- Dhaura Tanda Location in Uttar Pradesh, India
- Coordinates: 28°34′35″N 79°25′00″E﻿ / ﻿28.57639°N 79.41667°E
- Country: India
- State: Uttar Pradesh
- District: Bareilly
- Established: 1750

Government
- • Type: Chairman
- • Body: Nagar panchayat

Population (2014)
- • Total: 20,494
- Demonym: Dhaurbi/Dhaunra

Languages
- • Official: Hindi
- Time zone: UTC+5:30 (IST)
- PIN: 243202

= Dhaura Tanda =

Dhaura Tanda is a town and a nagar panchayat in Bareilly district in the state of Uttar Pradesh, India. It is situated 25 km from Bareilly in the west.

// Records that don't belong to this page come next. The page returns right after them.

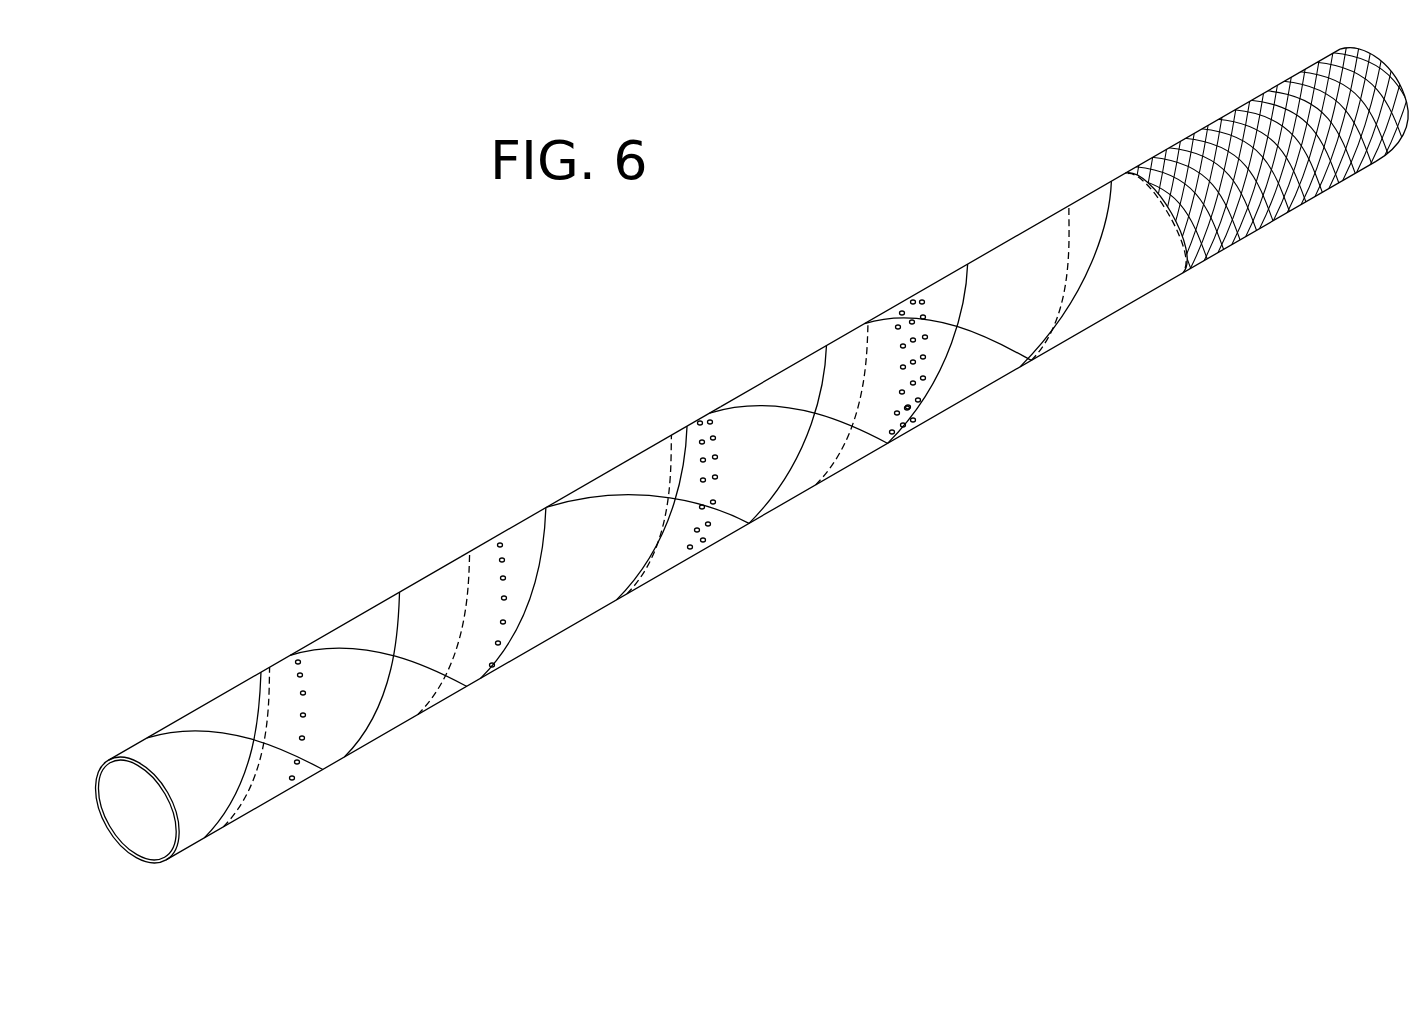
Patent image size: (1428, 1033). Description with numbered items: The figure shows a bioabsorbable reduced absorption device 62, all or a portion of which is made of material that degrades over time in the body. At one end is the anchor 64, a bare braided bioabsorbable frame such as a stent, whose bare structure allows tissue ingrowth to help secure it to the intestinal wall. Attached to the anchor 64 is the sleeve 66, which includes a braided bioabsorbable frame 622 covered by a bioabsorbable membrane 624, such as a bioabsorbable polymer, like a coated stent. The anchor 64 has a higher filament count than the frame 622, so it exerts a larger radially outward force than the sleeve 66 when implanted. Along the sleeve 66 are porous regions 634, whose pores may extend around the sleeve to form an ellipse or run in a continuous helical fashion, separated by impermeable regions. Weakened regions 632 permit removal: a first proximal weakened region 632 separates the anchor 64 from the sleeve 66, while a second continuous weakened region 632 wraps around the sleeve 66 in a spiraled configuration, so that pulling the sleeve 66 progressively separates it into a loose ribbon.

The reduced absorption device 62 is at (823, 244).
The anchor 64 is at (1247, 116).
The sleeve 66 is at (627, 461).
The braided bioabsorbable frame 622 is at (575, 588).
The bioabsorbable membrane 624 is at (570, 530).
The weakened region 632 is at (863, 408).
The porous region 634 is at (738, 381).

The Ram Navami Mela fair has been held here annually since 1951.

==Demographics==
As of 2001 India census, Dhaura Tanda had a population of 20,494. Males constituted 52% of the population and females 48%. Dhaura Tanda had an average literacy rate of 47%, lower than the national average of 59.5%: male literacy is 55% and, female literacy is 39%. In Dhaura Tanda, 20% of the population was under 6 years of age. Muslims make up the majority of the population.